Response (abridged):

{
  "status": "ok",
  "version": "1.0.0",
  "uptime": "2m31s",
  "uptime_millis": 151000,
  "backends": [
    {"name": "claude", "available": true}
  ],
  "session_store": {
    "available": true,
    "session_count": 15
  }
}

Status Values:

Status	Description
`ok`	All systems operational
`degraded`	Some backends unavailable
`unhealthy`	Session store unavailable

Metrics¶

GET /metrics¶

Prometheus-compatible metrics endpoint (when metrics_enabled: true in config).

Error Responses¶

Unauthorized (401)¶

If API keys are configured and missing/invalid:

{
  "error": "unauthorized",
  "message": "missing API key"
}

Rate Limiting (429)¶

When rate limiting is enabled and the limit is exceeded.

Request Size Limit (413)¶

When request body exceeds max_request_body_bytes.

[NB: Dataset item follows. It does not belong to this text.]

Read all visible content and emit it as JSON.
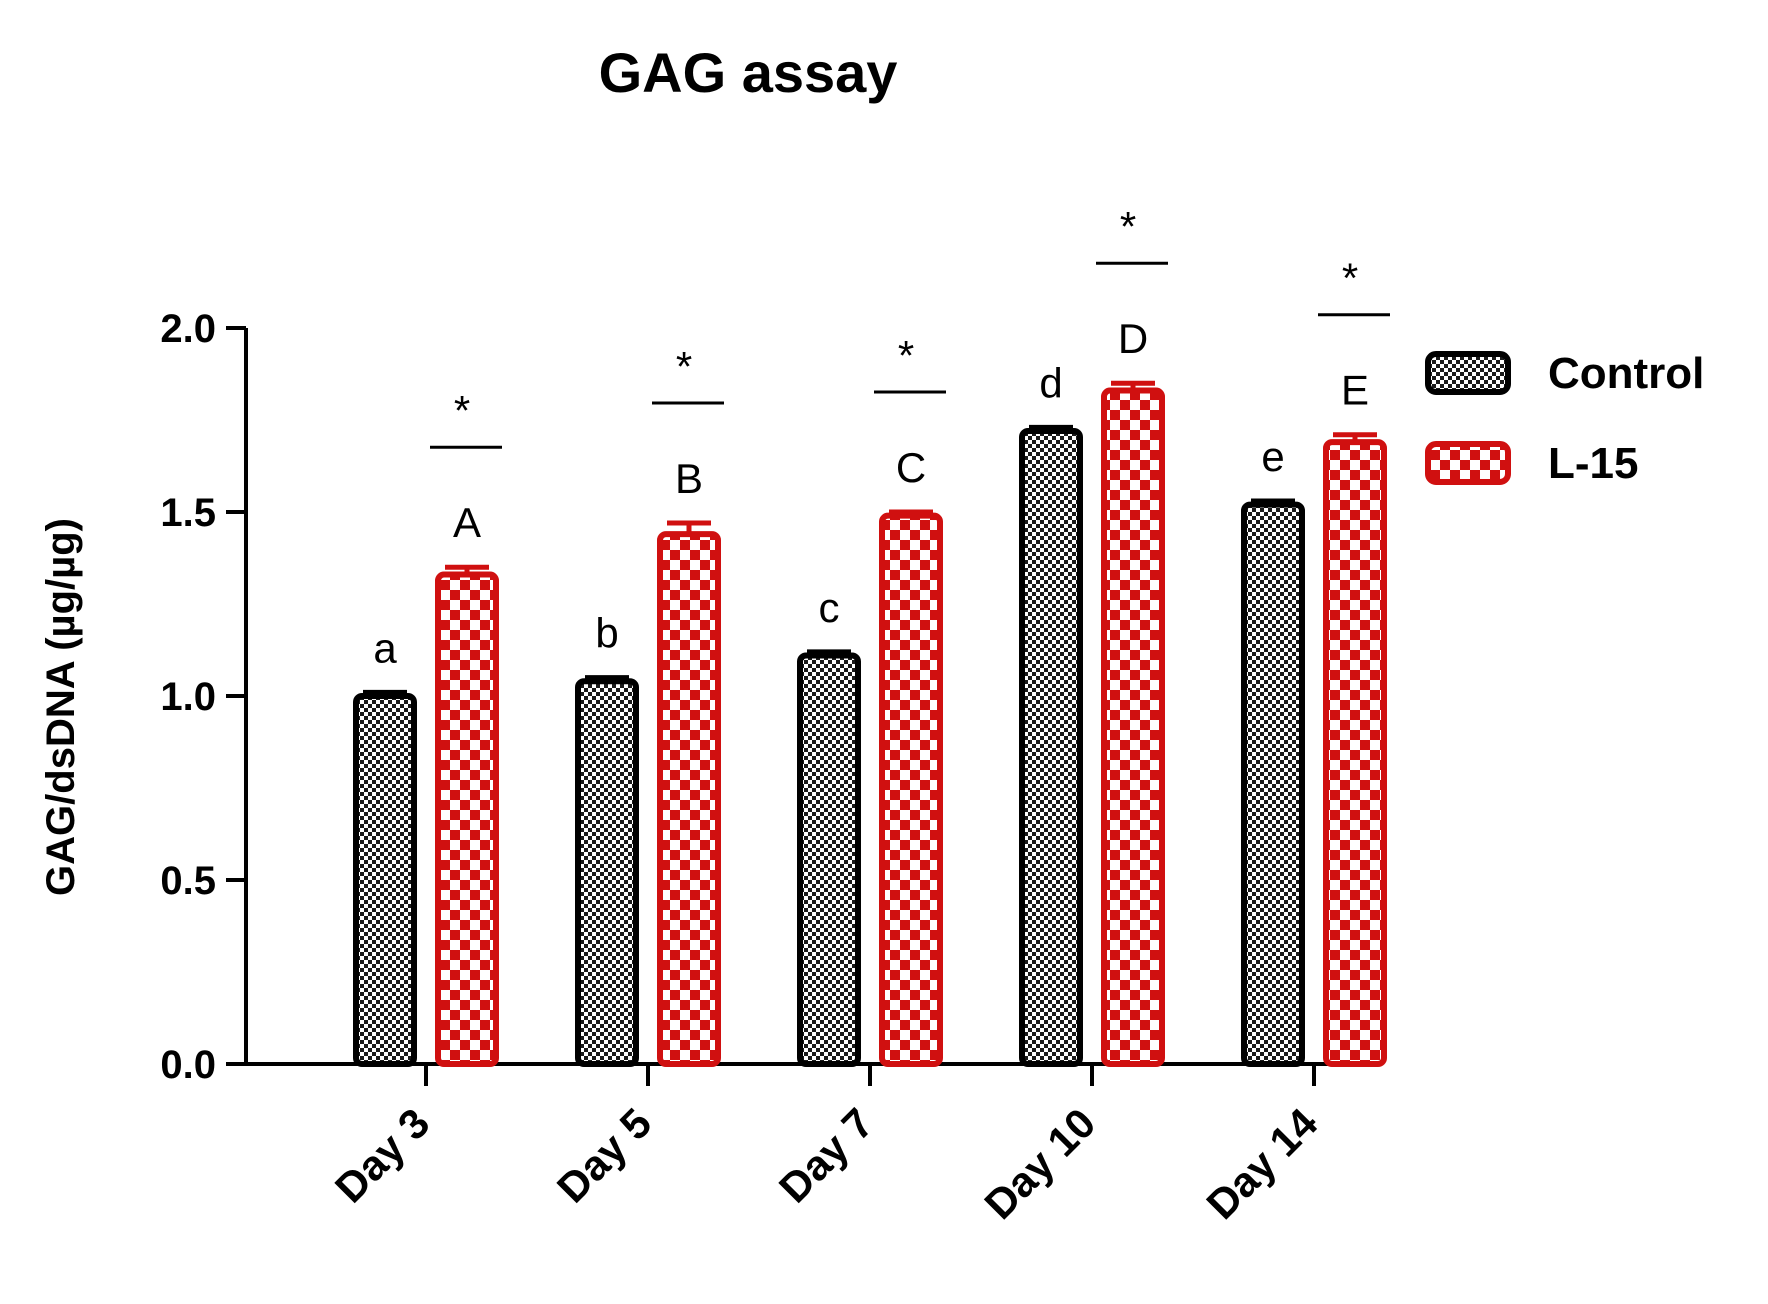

Notes: - Requests with a known Content-Length over the limit are rejected early with 413. - For chunked/unknown sizes, handlers will receive MaxBytesError when reading the body; if the body is never read, the request may not be rejected.

OpenAPI Specification¶

GET /openapi.json¶

Returns the OpenAPI 3.0 specification for the API.